バンコクのタクシー
タクシー強盗といえば、タクシー運転手が強盗をするという意味なのである。
わざと遠回りしたり、旅行者に何倍もの料金を吹っかける程度のことは悪いこととも思っていない。
ずっと以前、市内の旅社からホアランポーン駅に向かって歩いていたときのこと。
前方から来たタクシーが、右折を中断してこちらに向かってきた。
タイのタクシーは、こちらが意思表示をしなくても「乗りませんか?」とすり寄ってくる。
散策中には結構じゃまくさい存在なのだ。
「歩いていくからいいよ」
断ってそのまま歩き出すと、そのタクシーはさらにバックで追いかけてきて言った。
「駅へ行くんでしょ? ちょうど駅へ行くところだから乗っていけば?」
時間もあるし、距離もそんなに遠くない、何よりゆっくり町見物をしているわけなので、タクシーに乗るつもりなんか毛頭無かったのである。
「いや、結構」
「駅へ行くついでだから、料金はいりませんよ」
「!?」
タダで客を乗せるタクシーなんかあるわけがない。
どうせ乗せてしまえばどうでもなると思っているのだろう、タクシー乗り場の仲間の多いところで因縁つけてボッタクるつもりに違いない。
ということで、逆に興味が湧いてきた。
(よーし、じゃあ、ついていってやろう。雲助タクシーとの攻防は話のタネだ)
駅まではワンメーターの距離である。
人気の無いところへ連れて行かれる心配は無かったので、おそらく、「金払え」「乗り逃げだ」と騒いでみせる手口だろうと見当をつけた。
道中、運転手との会話は全然無し。
大金を見せるとまずいので、最低限の初乗り運賃35バーツだけをこっそりポケットに移し、どんな難癖をつけられても、それ以上は出さない決意で財布をバッグの奥にしまいこむ。

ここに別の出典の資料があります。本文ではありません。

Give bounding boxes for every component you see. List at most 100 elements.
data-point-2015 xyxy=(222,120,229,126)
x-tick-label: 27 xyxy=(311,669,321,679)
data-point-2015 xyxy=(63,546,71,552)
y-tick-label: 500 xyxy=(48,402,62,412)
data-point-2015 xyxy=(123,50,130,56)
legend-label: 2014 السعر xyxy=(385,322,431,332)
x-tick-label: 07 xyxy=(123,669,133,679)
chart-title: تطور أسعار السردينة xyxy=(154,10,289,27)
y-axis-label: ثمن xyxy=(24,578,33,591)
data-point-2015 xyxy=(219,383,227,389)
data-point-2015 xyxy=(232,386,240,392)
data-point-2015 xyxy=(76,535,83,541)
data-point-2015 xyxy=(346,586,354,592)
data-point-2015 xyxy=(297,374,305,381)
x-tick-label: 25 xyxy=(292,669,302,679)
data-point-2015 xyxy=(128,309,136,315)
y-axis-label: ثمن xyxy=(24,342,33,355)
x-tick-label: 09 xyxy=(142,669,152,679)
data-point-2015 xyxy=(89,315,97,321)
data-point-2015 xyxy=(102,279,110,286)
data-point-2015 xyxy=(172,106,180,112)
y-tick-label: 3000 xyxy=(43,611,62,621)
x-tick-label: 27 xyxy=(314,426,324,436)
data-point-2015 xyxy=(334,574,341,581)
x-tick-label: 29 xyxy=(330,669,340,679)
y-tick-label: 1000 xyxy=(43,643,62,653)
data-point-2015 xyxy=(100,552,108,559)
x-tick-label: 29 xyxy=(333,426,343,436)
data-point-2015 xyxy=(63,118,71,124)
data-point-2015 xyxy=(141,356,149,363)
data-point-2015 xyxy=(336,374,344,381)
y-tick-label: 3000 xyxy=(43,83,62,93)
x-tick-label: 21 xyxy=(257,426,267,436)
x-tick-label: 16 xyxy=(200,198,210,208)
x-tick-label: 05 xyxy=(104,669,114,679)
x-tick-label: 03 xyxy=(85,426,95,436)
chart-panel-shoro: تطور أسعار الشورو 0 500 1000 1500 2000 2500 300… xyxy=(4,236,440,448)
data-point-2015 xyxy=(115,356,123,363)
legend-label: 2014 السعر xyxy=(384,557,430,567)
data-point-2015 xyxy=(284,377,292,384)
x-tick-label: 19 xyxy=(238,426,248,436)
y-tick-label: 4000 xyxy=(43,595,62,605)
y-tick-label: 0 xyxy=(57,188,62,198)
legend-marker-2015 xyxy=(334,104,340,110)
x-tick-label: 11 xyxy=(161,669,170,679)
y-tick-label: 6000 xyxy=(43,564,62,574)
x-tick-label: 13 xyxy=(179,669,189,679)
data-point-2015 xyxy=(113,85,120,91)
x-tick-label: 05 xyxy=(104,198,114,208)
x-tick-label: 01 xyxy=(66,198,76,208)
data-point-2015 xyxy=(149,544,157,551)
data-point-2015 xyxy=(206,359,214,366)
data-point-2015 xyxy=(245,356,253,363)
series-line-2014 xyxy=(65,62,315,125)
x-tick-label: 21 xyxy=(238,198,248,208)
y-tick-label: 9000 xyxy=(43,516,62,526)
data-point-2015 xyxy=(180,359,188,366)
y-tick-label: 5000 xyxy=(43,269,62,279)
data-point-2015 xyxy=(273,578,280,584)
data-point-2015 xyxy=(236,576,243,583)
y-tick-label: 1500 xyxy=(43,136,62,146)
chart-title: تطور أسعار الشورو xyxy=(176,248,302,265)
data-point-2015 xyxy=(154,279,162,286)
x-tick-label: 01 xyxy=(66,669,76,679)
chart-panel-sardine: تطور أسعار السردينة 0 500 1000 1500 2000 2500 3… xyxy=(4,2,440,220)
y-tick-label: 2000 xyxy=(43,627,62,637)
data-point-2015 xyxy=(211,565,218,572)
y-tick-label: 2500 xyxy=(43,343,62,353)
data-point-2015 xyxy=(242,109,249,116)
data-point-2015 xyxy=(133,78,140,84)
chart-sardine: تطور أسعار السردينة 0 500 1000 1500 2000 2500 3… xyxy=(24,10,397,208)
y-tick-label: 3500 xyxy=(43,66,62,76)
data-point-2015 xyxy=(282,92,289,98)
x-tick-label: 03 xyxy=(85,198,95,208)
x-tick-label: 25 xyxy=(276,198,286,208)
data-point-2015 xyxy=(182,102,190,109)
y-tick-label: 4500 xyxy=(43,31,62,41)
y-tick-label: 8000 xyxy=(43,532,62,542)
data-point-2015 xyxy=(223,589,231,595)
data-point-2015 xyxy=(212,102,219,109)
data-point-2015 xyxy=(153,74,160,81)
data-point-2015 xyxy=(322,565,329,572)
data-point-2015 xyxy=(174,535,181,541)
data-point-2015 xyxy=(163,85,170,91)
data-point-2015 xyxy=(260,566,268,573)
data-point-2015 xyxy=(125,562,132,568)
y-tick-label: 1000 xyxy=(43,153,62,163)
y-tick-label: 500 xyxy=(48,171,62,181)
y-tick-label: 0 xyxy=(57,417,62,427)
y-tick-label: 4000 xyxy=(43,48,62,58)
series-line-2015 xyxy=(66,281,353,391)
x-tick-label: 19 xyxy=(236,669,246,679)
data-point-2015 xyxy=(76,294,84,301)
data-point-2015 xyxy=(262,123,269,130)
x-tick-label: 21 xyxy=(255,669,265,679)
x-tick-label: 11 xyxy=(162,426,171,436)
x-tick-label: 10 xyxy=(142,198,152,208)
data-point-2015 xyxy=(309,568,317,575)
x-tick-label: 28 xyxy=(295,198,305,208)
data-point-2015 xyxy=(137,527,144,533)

駅前で殴りかかってきたらどう反撃するかとかを脳内でシミュレーションしていると、ほどなく駅のタクシー乗り場に着いた。
「ありがとう、いくらだ?」
「いや、料金はいらないって言ったでしょ」
(え~~っ! あれ、本気だったの??)
若い運転手は本心からの善意だったのに、こちらが勝手に疑心暗鬼状態だったのである。
車中でもずっと仏頂面で身構えていた自分が情けない。
そもそも最初から、舐められてはいけないと、あからさまに不遜な態度で通してきたのだ。
ここで思い当たった。
僕は、自分では分からないのであるが、歩くときにビッコを引いている(らしい)。
おそらく彼は、最初から商売ではなく、タンブン(積徳)するつもりで声をかけてきたのだった。
(疑ってた。申し訳ない!!)
「じゃあ、この35バーツを取っといて」
「本当にいりません、ただでいいと言ったんですから」
「じゃあ、半分、せめてこの20バーツだけでも...」
押し問答しているところへ、タクシー待ちをしていた母娘が近づいてきて、このタクシーに乗ろうとした。
これ以上、言い合っていたら、新しい客にも運転手にも逆に迷惑をかけてしまう。
タクシーを離れ、駅構内に入っても、一方的に負債を負わされた気分で落ち込んでしまった。
雲助タクシー相手の武勇伝どころか、有徳のタクシー運転手に、自分の小人ぶりを思い知らされただけだった。
大都市バンコクはずっと大嫌いな町だったのだが、この出来事からバンコクをちょっとだけ好きになり始めた。
そして、時々、あの運転手のことを思い出しては、今も都会の生活に荒むことなく、元気で頑張っていてくれることを心から願うのである。